I have a brother. A half-brother, but blood, nonetheless.
Closing my eyes, the betrayal cuts deep.
Finding my family is all I've cared about for so long, and he’s keeping them from me. I can’t let it go.
My wolf whimpers, still wanting to cling to the version of him we were falling for. But Dean knows me and Wyatt did nothing to deserve becoming outcasts, that we’re good people, and still, he kept his mouth shut.
The pain in my chest is crushing. I curse myself for letting him get under my skin. I’m nothing but a filthy rogue to these people, what else did I expect? He probably doesn’t want his brother’s name to be tainted by being related to us.
Reformed pack, my ass. He’s just as bad as his father.
In a rage-filled frenzy, I keep searching while I have the chance. Dean could be back at any minute, and I need to know if he’s hiding any more dark secrets.
Alpha Steel is going to know just who he’s left in charge here. I’m going to prove that it’s all an act.
Or that was the plan when I started tearing through his house.

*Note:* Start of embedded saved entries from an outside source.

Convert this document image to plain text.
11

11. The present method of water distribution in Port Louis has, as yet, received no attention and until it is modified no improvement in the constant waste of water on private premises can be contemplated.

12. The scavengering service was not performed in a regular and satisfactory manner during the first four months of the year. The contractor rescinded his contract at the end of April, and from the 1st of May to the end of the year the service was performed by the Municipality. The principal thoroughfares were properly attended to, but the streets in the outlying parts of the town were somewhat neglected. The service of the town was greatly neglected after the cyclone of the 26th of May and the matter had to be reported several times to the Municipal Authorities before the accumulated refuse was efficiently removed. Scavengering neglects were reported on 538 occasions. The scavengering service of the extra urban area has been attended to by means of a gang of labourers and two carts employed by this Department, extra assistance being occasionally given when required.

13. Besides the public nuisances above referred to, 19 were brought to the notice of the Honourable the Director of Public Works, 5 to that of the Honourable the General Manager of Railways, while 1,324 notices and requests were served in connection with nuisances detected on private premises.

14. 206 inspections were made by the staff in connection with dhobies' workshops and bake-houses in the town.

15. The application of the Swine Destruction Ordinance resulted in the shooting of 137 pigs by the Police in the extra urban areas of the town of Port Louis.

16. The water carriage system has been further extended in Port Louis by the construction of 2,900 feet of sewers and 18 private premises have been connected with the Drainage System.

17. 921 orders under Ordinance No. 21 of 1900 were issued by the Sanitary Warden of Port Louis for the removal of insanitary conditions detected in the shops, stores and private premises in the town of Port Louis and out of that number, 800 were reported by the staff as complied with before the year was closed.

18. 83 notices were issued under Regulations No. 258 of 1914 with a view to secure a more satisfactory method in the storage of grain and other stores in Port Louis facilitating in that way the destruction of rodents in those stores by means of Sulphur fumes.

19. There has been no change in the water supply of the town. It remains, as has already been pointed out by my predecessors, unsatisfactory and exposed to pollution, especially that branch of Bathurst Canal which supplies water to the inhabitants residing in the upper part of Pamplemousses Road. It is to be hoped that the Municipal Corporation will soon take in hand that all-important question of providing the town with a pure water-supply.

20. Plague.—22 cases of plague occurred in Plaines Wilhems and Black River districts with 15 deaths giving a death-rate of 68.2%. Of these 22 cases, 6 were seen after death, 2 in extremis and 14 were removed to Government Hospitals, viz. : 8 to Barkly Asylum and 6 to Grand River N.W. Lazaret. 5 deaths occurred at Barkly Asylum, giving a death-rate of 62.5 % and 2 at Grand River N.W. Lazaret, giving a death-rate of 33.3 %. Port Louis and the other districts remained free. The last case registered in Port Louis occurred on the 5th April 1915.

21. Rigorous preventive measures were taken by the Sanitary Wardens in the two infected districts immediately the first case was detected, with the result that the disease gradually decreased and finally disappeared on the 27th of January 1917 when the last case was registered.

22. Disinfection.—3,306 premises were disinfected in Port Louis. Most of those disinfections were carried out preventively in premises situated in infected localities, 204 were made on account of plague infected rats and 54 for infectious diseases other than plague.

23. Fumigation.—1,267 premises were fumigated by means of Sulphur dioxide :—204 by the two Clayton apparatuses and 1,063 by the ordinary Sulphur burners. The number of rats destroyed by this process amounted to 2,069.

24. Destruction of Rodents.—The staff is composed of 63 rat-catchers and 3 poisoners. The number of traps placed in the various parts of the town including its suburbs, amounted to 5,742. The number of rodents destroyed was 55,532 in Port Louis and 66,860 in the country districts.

Laughing bitterly, I step into Dean’s lair. His scent is so strong, that my wolf immediately sits up and starts to pay attention. It’s ingrained in every surface. He clearly spends a lot of time hidden away down here. I remember back to my time in his official packhouse office and how faint his scent was.
That one’s for show. This is where he really works.
There are photos on the walls of him and Maya, some serious and tense looking ones from when they were younger, with a woman behind them who must be his birth mother. Her arms stretch around them protectively, and I see spirit in her eyes. She died not too long before Alpha Reynolds met my mother. The questions hanging over her death were the reason my mother left us behind, or so we think.
Graham Reynolds insisted she was a troubled woman who took her own life. Seeing how things turned out, I sincerely doubt that was the case.
Pausing at Dean’s desk, I smile at a photo of him at a BBQ, surrounded by friends, a genuine smile on his face, as he laughs at something a younger man beside him is saying. It’s an unguarded moment, captured by someone who cares for him. It’s a picture of him and my younger brother.
Taken while I was probably sleeping rough or in some shitty motel.
With shaky hands, I open the back of the frame and pull the picture free, holding it like it's the most precious thing I have. Does he know he doesn’t have the same mother? Maybe he’s a victim in all of this too.
But as I stare at it, tears swimming in my eyes, my gaze moves to Dean. For a moment, I feel a deep longing to see him like that, happy and carefree, but then I remind myself that I hate him. He had the chance to put my family back together again and hasn’t taken it.
My anger is fuelled by all the years of being left out and looked down on.
What I need is a smoking gun, proof that my mother’s here, kept locked away by Dean. Then I’ll go to Alpha Steel.
Fuck, fuck, fuck.
Doubt is getting the better of me, but if I go back upstairs now, it's all been for nothing. He’ll know what I’ve done the second he gets home. I’ll be off Reynolds’s territory, and I'll never know what happened to my mother.
“Just do it, Jamie,” I mutter to myself, my fingers resting on the top drawer of his desk. He doesn't deserve your sympathy or consideration. In fact, he deserves anything but.
And yet, something inside my brain resists despite his gruff demeanour and blatant lying. Nothing since we've arrived here has shown him to be cruel or uncaring.
His pack has had every opportunity to leave since he reopened the borders, but none of them have. Blake is walking around chatting freely to everyone he meets. Nobody has begged for him to save them and take them away from this place.
Okay, so maybe Dean's villainous reputation is unfounded, but that doesn't mean he never does the wrong thing.
I wipe my sweaty hands on the front of my leggings and lift up the contents of the drawer, checking for anything hidden among the usual mess of stationary, pens, and keys. A photo of her. Her jewellery. The password for his computer. Anything.
Growing more and more frantic that I find whatever is here before I get caught, I cross to his filing cabinet, not sure what kind of paperwork would be kept about the whereabouts of the pack's former Luna.
Pulling out files listing the contact details of the pack, I scan down the list. Accommodations are assigned to each member, and I find a few first names beginning with M, but no Margaret or Maggie. Sliding the list back into the folder I pulled it from, I curse. Employment records similarly turn up nothing, and I’m starting to get angry. This can’t all be for nothing. I’m going to get discovered, there’s no way he won’t know I’ve been in here. If I have no evidence, I can’t force him to tell me.
I kick the cabinet as I slam the drawer shut, and turn toward the shelves, pulling out book after book.
I leaf through the pages, lift trinkets, pressing anything that could be a button to some kind of secret hidden lair beneath this secret basement. Increasingly desperate, I tear through the space, needing to find something that will give me some answers.